WWII hero Raoul Wallenberg declared officially dead 71 years after he vanished mysteriously

A World War Two hero, credited with helping at least 20,000 Hungarian Jews escape the Holocaust, has been pronounced dead 71 years after he vanished in mysterious circumstances.

Raoul Wallenberg was a Swedish diplomat who helped thousands escape the Nazis by giving them Swedish passports and sheltering Jews in buildings designated as Swedish territory.

He was serving as his country’s special envoy in Budapest in the latter stages of the war, between July and December 1944, when he issued the protective passports.

By that stage more than 400,000 Jews had already been deported, the vast majority to the death camp in Auschwitz, where they were murdered.

Details of Wallenberg’s death are scarce. He was arrested by the Red Army on suspicion of espionage in 1945, but the Soviets initially denied he was in their custody.

It wasn’t until 1957 that they changed their story, saying the diplomat, nicknamed the Swedish Schindler, died of a heart attack in prison on July 17, 1945.

His personal belongings, including his passport and cigarette case, were returned to his family in 1989 – a decade after his mother and stepfather had both committed suicide, distraught over the lack of information about Wallenberg’s disappearance.

Two years later, an investigation concluded that Wallenberg had been executed in 1947, possibly having been exposed to C-2 poison.

Nevertheless, there have been numerous unconfirmed witness reports claiming to have seen him many years later.


For more than seven decades he was officially considered a missing person in Sweden, long after authorities gave up hope of finding him alive.

The Swedish Tax Agency, which registers births and deaths in Sweden, has now confirmed that Wallenberg had been pronounced dead.


Pia Gustafsson, who heads the agency’s legal department, told The Associated Press that the decision was taken on October 26 after an application from Wallenberg’s family.

She said the date of Wallenberg’s death was set as July 31, 1952, a date chosen by default under a rule saying a missing person who is presumed to have died should be declared dead five years after his disappearance.

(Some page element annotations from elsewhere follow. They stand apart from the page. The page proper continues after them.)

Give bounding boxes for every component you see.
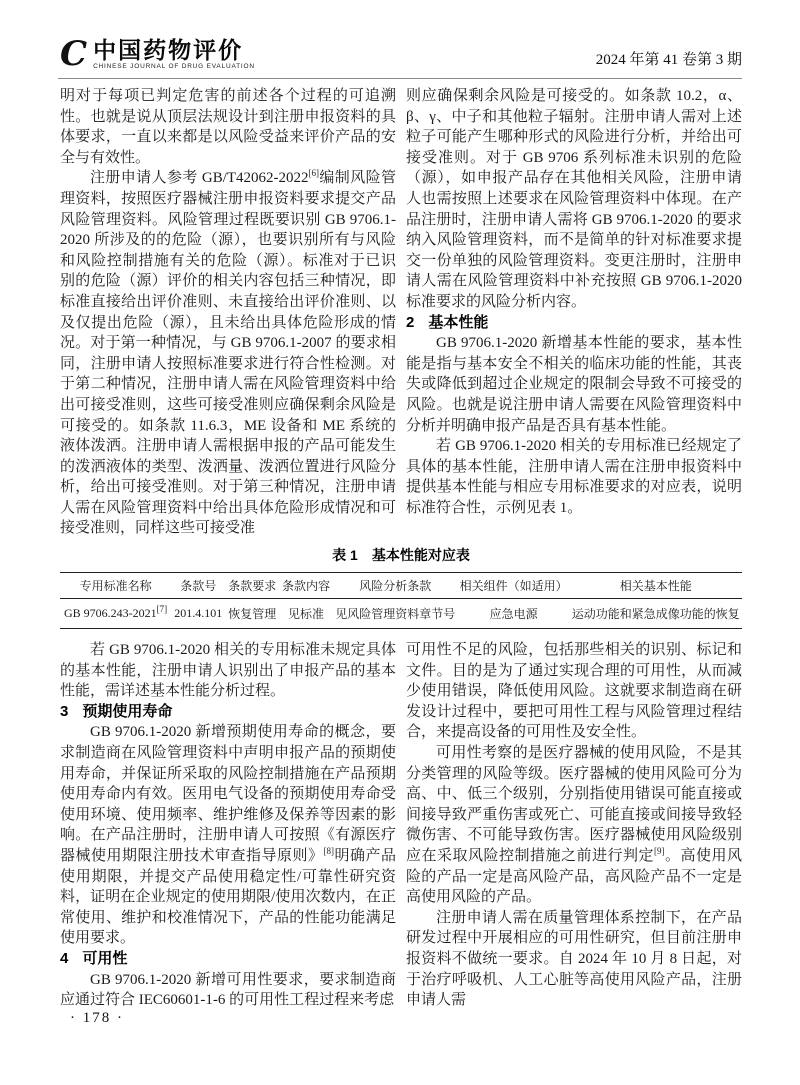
cell-related-component: 应急电源 [489,607,538,621]
essential-performance-table [60,572,742,629]
col-header-related-component: 相关组件（如适用） [458,573,570,599]
header-divider [58,78,742,79]
paragraph: 若 GB 9706.1-2020 相关的专用标准已经规定了具体的基本性能，注册申请人需在注册申报资料中提供基本性能与相应专用标准要求的对应表，说明标准符合性，示例见表 1。 [406,438,742,516]
col-header-clause-content: 条款内容 [279,573,333,599]
table-title [60,545,742,565]
paragraph: 可用性不足的风险，包括那些相关的识别、标记和文件。目的是为了通过实现合理的可用性，从而减少使用错误，降低使用风险。这就要求制造商在研发设计过程中，要把可用性工程与风险管理过程结合，来提高设备的可用性及安全性。 [406,642,742,741]
section-number: 3 [60,702,69,720]
table-title-label: 表 1 [332,547,358,563]
citation-ref: [6] [308,168,320,179]
col-header-clause-requirement: 条款要求 [225,573,279,599]
citation-ref: [9] [653,845,665,856]
journal-logo-text [93,38,255,70]
paragraph: 注册申请人参考 GB/T42062-2022[6]编制风险管理资料，按照医疗器械注册申报资料要求提交产品风险管理资料。风险管理过程既要识别 GB 9706.1-2020 所涉及的的危险（源），也要识别所有与风险和风险控制措施有关的危险（源）。标准对于已识别的危险（源）评价的相关内容包括三种情况，即标准直接给出评价准则、未直接给出评价准则、以及仅提出危险（源），且未给出具体危险形成的情况。对于第一种情况，与 GB 9706.1-2007 的要求相同，注册申请人按照标准要求进行符合性检测。对于第二种情况，注册申请人需在风险管理资料中给出可接受准则，这些可接受准则应确保剩余风险是可接受的。如条款 11.6.3，ME 设备和 ME 系统的液体泼洒。注册申请人需根据申报的产品可能发生的泼洒液体的类型、泼洒量、泼洒位置进行风险分析，给出可接受准则。对于第三种情况，注册申请人需在风险管理资料中给出具体危险形成情况和可接受准则，同样这些可接受准 [60,168,396,537]
column-top-right [406,86,742,538]
column-top-left [60,86,396,538]
section-title: 预期使用寿命 [82,702,173,720]
cell-standard-name: GB 9706.243-2021[7] [63,604,168,620]
cell-clause-content: 见标准 [288,607,325,621]
section-heading [60,702,396,723]
cell-risk-analysis-clause: 见风险管理资料章节号 [335,607,456,621]
cell-clause-requirement: 恢复管理 [228,607,277,621]
col-header-clause-no: 条款号 [171,573,225,599]
paragraph: 明对于每项已判定危害的前述各个过程的可追溯性。也就是说从顶层法规设计到注册申报资料的具体要求，一直以来都是以风险受益来评价产品的安全与有效性。 [60,88,396,166]
paragraph: GB 9706.1-2020 新增可用性要求，要求制造商应通过符合 IEC60601-1-6 的可用性工程过程来考虑 [60,971,396,1009]
section-number: 4 [60,949,69,967]
cell-related-essential-performance: 运动功能和紧急成像功能的恢复 [571,607,740,621]
cell-clause-no: 201.4.101 [174,606,223,620]
section-title: 可用性 [82,949,128,967]
table-row [60,599,742,629]
citation-ref: [8] [323,845,334,856]
journal-name-cn: 中国药物评价 [93,37,244,63]
column-bottom-left [60,640,396,1009]
column-bottom-right [406,640,742,1012]
citation-ref: [7] [156,604,168,614]
paragraph: 可用性考察的是医疗器械的使用风险，不是其分类管理的风险等级。医疗器械的使用风险可分为高、中、低三个级别，分别指使用错误可能直接或间接导致严重伤害或死亡、可能直接或间接导致轻微伤害、不可能导致伤害。医疗器械使用风险级别应在采取风险控制措施之前进行判定[9]。高使用风险的产品一定是高风险产品，高风险产品不一定是高使用风险的产品。 [406,744,742,906]
issue-info: 2024 年第 41 卷第 3 期 [595,52,742,68]
section-heading [60,949,396,970]
journal-name-en: CHINESE JOURNAL OF DRUG EVALUATION [93,63,255,70]
section-number: 2 [406,313,415,331]
page-number: · 178 · [70,1010,124,1026]
col-header-related-essential-performance: 相关基本性能 [570,573,742,599]
col-header-risk-analysis-clause: 风险分析条款 [333,573,458,599]
section-heading [406,313,742,334]
col-header-standard-name: 专用标准名称 [60,573,171,599]
table-header-row [60,573,742,599]
table-title-text: 基本性能对应表 [371,547,470,563]
paragraph: GB 9706.1-2020 新增基本性能的要求，基本性能是指与基本安全不相关的临床功能的性能，其丧失或降低到超过企业规定的限制会导致不可接受的风险。也就是说注册申请人需要在风险管理资料中分析并明确申报产品是否具有基本性能。 [406,335,742,434]
section-title: 基本性能 [428,313,489,331]
journal-logo-icon: C [60,34,88,74]
paragraph: 若 GB 9706.1-2020 相关的专用标准未规定具体的基本性能，注册申请人识别出了申报产品的基本性能，需详述基本性能分析过程。 [60,642,396,700]
paragraph: 则应确保剩余风险是可接受的。如条款 10.2，α、β、γ、中子和其他粒子辐射。注册申请人需对上述粒子可能产生哪种形式的风险进行分析，并给出可接受准则。对于 GB 9706 系列标准未识别的危险（源），如申报产品存在其他相关风险，注册申请人也需按照上述要求在风险管理资料中体现。在产品注册时，注册申请人需将 GB 9706.1-2020 的要求纳入风险管理资料，而不是简单的针对标准要求提交一份单独的风险管理资料。变更注册时，注册申请人需在风险管理资料中补充按照 GB 9706.1-2020 标准要求的风险分析内容。 [406,88,742,310]
paragraph: 注册申请人需在质量管理体系控制下，在产品研发过程中开展相应的可用性研究，但目前注册申报资料不做统一要求。自 2024 年 10 月 8 日起，对于治疗呼吸机、人工心脏等高使用风险产品，注册申请人需 [406,909,742,1009]
paragraph: GB 9706.1-2020 新增预期使用寿命的概念，要求制造商在风险管理资料中声明申报产品的预期使用寿命，并保证所采取的风险控制措施在产品预期使用寿命内有效。医用电气设备的预期使用寿命受使用环境、使用频率、维护维修及保养等因素的影响。在产品注册时，注册申请人可按照《有源医疗器械使用期限注册技术审查指导原则》[8]明确产品使用期限，并提交产品使用稳定性/可靠性研究资料，证明在企业规定的使用期限/使用次数内，在正常使用、维护和校准情况下，产品的性能功能满足使用要求。 [60,724,396,947]
journal-masthead [60,34,255,74]
table-1 [60,545,742,629]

She told reporters: ‘This date is purely formal. Legally, we must choose a date at least five years after his disappearance and there were signs of life until the end of July 1947.’

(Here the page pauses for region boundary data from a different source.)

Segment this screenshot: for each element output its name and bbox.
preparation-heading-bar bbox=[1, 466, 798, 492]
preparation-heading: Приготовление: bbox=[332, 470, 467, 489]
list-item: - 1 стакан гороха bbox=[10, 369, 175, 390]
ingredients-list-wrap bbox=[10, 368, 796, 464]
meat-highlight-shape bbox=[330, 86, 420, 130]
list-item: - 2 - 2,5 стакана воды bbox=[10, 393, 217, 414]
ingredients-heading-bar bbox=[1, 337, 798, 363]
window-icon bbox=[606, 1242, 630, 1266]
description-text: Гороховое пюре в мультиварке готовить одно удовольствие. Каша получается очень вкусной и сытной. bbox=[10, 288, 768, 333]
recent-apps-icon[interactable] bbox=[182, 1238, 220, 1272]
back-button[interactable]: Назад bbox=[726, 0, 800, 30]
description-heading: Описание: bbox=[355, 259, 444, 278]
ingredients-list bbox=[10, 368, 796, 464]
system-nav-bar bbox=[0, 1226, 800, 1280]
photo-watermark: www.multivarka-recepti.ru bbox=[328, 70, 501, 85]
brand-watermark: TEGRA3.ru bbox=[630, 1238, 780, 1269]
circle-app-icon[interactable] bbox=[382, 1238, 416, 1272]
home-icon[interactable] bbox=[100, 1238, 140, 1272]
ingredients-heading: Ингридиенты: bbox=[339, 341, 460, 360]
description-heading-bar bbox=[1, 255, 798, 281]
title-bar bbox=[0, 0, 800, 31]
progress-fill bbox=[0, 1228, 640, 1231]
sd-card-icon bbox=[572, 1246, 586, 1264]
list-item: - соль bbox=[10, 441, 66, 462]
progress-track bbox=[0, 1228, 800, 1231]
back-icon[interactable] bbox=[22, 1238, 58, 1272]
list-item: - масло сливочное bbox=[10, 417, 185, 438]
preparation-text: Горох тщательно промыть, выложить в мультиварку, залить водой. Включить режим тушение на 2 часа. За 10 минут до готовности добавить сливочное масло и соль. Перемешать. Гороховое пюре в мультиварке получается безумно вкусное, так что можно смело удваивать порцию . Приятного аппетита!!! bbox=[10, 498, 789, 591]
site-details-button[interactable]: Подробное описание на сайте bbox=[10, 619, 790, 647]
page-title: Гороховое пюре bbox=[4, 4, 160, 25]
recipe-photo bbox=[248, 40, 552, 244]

Last year Wallenberg’s family said a declaration of death would help deal with the trauma they had lived through.

Wallenberg vanished after being arrested by the Red Army in 1945.


Wallenberg, who was born in 1912, helped Jews escape Nazi-occupied Germany by giving them Swedish passports.

Many countries have memorials commemorating his work, including Israel, which designated him as one of the ‘Righteous Among the Nations,’ the highest honor granted to non-Jews who risked their lives to save Jews during the Holocaust.

He became the second person, after Winston Churchill, to be declared an honorary citizen of the United States.

This followed a bill sponsored by Congressman Tom Lantos, who was himself saved by Wallenberg.

He is also an honorary citizen in Canada, Hungary, Australia and Israel.